To use a VHF radio, turn the power on and tune to channel 16.  Listen for a moment to ensure that no one else in using the channel.  To speak, press the button on the side of the microphone and say the name of the boat that you are calling, and repeat it, then the name of your boat, and say “over” before releasing the button.  If the boat that you are calling hears the call, someone will respond.  If you receive no response, wait for two minutes and the try again.

VHF etiquette permits you three calls at two-minute intervals.  If you get no response, you should clear the airwaves for others users.  If you do get a response, press the button on your mic and suggest another channel.  Channel 16 is reserved for calling and must be kept open for distress calls, so once you have contacted another boat, you must switch to a different channel.

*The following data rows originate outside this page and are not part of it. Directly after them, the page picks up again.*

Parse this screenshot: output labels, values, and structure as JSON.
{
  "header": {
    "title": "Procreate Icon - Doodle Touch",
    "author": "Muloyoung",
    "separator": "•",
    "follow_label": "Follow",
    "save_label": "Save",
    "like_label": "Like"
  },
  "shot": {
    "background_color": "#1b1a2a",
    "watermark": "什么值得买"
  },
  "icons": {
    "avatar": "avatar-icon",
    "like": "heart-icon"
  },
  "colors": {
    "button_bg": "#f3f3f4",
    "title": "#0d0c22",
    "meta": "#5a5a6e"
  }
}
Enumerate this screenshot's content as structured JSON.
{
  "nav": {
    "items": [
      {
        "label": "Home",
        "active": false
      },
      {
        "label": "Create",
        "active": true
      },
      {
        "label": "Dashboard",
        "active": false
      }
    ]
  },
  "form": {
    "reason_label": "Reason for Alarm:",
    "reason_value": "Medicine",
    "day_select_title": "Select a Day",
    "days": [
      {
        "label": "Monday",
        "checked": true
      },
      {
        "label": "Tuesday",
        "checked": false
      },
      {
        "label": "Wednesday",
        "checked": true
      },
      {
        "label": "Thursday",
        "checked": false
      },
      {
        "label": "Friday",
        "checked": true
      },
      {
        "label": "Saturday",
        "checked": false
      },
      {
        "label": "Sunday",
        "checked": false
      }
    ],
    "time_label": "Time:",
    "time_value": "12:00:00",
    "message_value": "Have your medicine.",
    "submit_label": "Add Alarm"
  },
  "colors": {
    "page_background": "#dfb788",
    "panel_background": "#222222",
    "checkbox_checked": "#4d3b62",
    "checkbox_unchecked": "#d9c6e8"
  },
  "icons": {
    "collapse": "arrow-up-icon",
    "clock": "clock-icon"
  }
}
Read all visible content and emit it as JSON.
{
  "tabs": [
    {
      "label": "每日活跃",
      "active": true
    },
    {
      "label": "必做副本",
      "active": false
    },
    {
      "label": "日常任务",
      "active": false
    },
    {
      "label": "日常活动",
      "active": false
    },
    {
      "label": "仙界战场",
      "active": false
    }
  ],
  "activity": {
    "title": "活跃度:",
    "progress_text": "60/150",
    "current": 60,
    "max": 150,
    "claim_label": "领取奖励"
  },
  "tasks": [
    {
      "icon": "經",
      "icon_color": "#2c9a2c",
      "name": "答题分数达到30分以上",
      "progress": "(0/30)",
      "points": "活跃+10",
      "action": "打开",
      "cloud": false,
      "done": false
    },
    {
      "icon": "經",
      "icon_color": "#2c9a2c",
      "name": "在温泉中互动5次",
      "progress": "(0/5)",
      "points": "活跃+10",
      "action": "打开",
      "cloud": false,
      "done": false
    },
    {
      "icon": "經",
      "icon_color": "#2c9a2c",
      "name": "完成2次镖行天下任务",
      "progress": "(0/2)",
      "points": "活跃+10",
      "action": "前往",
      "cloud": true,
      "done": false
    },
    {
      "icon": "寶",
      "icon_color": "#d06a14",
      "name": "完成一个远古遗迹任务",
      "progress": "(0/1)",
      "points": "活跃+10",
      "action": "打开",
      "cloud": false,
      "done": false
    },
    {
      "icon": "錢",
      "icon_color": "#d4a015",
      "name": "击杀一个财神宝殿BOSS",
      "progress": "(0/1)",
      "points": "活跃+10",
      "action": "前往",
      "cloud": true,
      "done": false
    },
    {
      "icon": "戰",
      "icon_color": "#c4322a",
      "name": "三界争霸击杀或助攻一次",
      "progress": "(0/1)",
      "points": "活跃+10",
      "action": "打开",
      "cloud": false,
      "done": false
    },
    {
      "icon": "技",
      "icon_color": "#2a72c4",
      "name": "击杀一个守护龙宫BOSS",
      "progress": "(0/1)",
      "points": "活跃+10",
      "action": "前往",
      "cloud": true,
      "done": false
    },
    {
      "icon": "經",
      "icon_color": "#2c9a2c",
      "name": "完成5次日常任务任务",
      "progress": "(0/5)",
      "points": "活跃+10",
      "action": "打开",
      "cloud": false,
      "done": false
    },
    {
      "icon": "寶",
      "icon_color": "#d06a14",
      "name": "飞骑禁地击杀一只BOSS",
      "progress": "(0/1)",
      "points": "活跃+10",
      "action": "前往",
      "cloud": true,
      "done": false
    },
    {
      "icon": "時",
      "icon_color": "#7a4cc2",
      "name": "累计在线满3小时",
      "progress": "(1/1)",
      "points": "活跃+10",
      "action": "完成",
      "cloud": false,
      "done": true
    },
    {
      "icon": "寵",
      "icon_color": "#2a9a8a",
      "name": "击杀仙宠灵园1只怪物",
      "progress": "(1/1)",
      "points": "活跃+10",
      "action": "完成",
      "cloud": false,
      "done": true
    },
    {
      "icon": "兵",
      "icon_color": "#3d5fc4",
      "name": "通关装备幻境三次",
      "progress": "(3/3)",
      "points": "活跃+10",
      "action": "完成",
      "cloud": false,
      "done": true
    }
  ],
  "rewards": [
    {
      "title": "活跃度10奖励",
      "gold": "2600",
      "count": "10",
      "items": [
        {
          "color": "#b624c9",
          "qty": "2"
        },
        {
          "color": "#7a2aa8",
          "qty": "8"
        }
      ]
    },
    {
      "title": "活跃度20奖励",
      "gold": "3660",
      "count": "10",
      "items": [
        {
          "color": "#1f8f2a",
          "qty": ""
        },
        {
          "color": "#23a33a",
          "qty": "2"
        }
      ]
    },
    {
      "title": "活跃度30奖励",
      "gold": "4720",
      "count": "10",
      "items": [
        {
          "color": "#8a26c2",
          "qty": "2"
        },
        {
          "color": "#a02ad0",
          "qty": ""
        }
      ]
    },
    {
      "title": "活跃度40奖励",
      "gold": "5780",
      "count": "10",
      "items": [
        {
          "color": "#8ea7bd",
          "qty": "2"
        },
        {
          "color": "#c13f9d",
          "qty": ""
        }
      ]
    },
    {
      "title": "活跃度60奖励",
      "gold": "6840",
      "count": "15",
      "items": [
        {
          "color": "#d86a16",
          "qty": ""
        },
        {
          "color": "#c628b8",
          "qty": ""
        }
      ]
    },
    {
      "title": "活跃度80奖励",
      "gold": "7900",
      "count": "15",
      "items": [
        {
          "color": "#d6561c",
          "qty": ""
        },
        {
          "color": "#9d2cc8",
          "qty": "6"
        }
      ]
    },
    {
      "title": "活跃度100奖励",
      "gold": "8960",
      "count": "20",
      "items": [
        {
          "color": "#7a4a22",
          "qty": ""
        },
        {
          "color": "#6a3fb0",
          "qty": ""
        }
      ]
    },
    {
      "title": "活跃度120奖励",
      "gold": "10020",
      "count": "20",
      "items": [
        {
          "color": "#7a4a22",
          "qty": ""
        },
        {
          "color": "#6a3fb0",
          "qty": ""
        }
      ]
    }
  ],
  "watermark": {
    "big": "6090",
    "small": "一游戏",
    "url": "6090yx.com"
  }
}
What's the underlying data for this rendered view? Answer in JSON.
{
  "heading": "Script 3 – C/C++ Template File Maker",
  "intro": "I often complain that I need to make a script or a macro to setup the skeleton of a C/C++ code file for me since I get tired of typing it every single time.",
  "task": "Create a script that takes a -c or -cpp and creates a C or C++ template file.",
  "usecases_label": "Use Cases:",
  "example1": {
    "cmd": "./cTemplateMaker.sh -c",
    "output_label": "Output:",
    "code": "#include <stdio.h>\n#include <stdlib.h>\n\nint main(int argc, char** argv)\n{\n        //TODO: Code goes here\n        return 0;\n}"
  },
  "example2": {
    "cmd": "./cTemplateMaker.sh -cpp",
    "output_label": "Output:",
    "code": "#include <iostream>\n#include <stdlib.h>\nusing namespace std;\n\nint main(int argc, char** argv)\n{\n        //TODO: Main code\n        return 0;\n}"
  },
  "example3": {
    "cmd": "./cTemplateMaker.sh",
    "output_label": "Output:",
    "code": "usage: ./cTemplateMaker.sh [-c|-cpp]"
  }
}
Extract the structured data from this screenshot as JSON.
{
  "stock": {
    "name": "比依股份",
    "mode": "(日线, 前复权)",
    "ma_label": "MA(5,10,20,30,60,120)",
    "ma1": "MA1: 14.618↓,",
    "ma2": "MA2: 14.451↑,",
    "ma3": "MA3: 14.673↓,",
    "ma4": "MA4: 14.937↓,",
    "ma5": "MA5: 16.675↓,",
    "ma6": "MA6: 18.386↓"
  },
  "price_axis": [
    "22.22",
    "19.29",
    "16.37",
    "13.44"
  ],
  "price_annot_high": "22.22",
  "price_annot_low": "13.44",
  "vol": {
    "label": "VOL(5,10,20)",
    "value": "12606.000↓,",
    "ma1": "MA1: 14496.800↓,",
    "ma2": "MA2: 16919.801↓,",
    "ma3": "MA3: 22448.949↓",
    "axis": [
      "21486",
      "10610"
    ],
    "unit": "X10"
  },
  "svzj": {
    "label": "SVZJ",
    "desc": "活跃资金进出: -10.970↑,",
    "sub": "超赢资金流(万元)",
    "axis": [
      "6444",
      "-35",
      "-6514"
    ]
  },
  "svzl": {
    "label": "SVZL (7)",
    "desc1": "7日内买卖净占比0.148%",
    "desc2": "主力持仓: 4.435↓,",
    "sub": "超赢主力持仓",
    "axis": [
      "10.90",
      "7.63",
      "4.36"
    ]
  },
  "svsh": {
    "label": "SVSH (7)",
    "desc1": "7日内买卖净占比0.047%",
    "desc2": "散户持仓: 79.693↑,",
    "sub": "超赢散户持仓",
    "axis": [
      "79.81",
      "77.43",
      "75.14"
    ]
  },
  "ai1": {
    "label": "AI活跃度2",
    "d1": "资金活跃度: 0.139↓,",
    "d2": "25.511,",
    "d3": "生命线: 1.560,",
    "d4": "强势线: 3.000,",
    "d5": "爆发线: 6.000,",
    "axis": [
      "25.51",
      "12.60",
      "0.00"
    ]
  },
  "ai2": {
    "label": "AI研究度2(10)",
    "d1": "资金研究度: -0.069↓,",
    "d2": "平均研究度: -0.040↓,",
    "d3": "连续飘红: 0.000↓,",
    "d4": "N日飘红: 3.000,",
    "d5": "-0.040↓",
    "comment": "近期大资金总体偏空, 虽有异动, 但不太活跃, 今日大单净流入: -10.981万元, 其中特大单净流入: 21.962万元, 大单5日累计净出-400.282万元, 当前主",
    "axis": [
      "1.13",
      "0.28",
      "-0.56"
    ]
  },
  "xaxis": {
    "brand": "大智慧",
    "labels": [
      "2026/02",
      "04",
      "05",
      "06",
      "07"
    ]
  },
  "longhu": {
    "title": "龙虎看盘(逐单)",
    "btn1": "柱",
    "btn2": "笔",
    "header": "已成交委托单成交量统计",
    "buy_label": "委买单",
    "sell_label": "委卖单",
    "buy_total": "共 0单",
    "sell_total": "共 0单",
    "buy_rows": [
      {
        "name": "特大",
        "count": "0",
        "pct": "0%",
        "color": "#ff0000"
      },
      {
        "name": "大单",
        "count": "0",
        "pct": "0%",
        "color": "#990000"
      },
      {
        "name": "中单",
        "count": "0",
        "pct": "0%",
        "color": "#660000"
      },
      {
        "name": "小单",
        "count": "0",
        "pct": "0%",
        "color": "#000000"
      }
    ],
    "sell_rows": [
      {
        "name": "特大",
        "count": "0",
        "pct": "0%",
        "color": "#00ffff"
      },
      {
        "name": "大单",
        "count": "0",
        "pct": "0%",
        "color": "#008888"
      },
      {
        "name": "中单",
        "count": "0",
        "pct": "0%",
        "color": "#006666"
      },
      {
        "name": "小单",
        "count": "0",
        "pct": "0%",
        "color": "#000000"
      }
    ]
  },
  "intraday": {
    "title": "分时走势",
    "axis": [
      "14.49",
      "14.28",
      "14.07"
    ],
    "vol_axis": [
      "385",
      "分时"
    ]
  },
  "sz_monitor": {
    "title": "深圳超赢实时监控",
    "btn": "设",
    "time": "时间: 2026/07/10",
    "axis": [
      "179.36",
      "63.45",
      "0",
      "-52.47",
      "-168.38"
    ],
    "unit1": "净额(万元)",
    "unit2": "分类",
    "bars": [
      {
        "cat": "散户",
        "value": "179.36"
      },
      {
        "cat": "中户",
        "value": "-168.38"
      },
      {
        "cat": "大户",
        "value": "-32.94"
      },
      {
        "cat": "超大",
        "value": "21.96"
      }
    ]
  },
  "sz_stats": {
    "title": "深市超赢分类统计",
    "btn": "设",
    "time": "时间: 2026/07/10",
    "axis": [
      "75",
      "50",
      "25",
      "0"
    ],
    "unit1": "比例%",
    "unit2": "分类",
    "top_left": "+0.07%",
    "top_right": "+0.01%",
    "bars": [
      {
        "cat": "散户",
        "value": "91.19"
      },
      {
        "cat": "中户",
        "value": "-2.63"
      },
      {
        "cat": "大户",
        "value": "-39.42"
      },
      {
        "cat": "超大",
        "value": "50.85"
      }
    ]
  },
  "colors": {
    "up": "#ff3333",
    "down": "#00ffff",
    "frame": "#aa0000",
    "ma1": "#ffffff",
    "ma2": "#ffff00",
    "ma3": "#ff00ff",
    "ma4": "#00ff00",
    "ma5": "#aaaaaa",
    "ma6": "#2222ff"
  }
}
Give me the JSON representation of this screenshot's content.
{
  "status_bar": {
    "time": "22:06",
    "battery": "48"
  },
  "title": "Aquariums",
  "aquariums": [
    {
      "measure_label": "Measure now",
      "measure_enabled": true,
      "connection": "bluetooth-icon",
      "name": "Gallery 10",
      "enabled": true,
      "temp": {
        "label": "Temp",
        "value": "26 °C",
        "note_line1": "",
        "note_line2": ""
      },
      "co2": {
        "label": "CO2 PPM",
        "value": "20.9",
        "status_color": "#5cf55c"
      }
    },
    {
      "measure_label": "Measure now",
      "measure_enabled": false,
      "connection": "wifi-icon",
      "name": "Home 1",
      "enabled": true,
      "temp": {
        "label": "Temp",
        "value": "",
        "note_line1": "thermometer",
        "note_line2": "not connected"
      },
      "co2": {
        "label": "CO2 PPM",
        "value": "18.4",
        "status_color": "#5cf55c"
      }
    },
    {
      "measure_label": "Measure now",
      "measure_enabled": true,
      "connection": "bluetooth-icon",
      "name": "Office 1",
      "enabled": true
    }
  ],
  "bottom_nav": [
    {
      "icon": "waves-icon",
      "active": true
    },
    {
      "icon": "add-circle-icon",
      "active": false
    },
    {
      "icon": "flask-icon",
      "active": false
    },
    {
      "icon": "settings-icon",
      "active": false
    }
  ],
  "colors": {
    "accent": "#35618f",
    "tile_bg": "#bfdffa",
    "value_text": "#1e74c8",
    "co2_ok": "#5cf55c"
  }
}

When the other boat agrees to a channel, tune to the new channel, pres the button on the mic, state the name of the boat you are calling and then your boat’s name again.  The other boat should respond, and you can engage in conversation.  If the channel is already in use, check the other channels until you find one that is free, tune back to channel 16, call the other boat and state the new channel.

Distress Calls

The main reason all boaties should have a VHF radio is in case of emergency.  To announce a life-threatening emergency over the VHF, tune to channel 16, press the button on the microphone and state as clearly as possible “Mayday, mayday, mayday” then the name of your vessel, your position in latitude and longitude and the problem, such as “We are sinking”.

Repeat a distress call three times.  If you have enough time, you can describe the boat and who is on board.  If you do not get a response, continue to send out the call every few minutes on channel 16.  Meanwhile, scan the other channels, trying to find a conversation taking place that you can interrupt in order to summon help.  If you do not have a life-threatening emergency, replace “Mayday” with the word “Pan”.

How VHF Radios Work

VHF radios work on a premise of reception known as line of sight.  Line of sight is the ability of the radio to receive signals in a straight line depending on the environment the VHF radio is operating in.  A VHF radio’s ability to receive or transmit signals can be affected by many things, such as buildings, mountains, hills and other terrain that can keep it from sending a signal in a straight line.  Mounting your antenna as high as possible such as the highest mast on a boat or standing with your hand-held at the highest point possible in the surrounding terrain will make it easier to surmount the problem line of sight reception and transmission can present.


Antennas and Types of VHF Radios

There are two main types of VHF radios to choose from for functionality purposes and they are each slightly different in structure.  Fixed-mount VHF radios are by name, attached to a static location such as a wall, or dashboard of a ship.  These types of VHF radios are generally attached to a power source other than a battery and have the highest transmission and reception capabilities of up to 25 nautical miles.  The antenna of a fixed mount VHF radio is attached to the radio by a coaxial cable and as a rule should be at least 1m away from the radio to avoid interference such as squeals. 

A hand-held VHF radio has an integrated antenna, just like a cellphone.  These radios are either powered by replaceable or rechargeable batteries and have a dramatically decreased operating range of up to 5 nautical miles.  Different types of antennas will yield a varied signal wave pattern measured in decibels.  The lower the decibels an antenna has, the broader and less concentrated the wave patterns it will generate during transmission which also diminishes the signal strength and reception.

A VHF radio with a lower decibel antenna is best used in places that allow for higher mounts.  As a general rule, the taller an antenna is for a VHF radio, the better transmission and reception capabilities it will produce.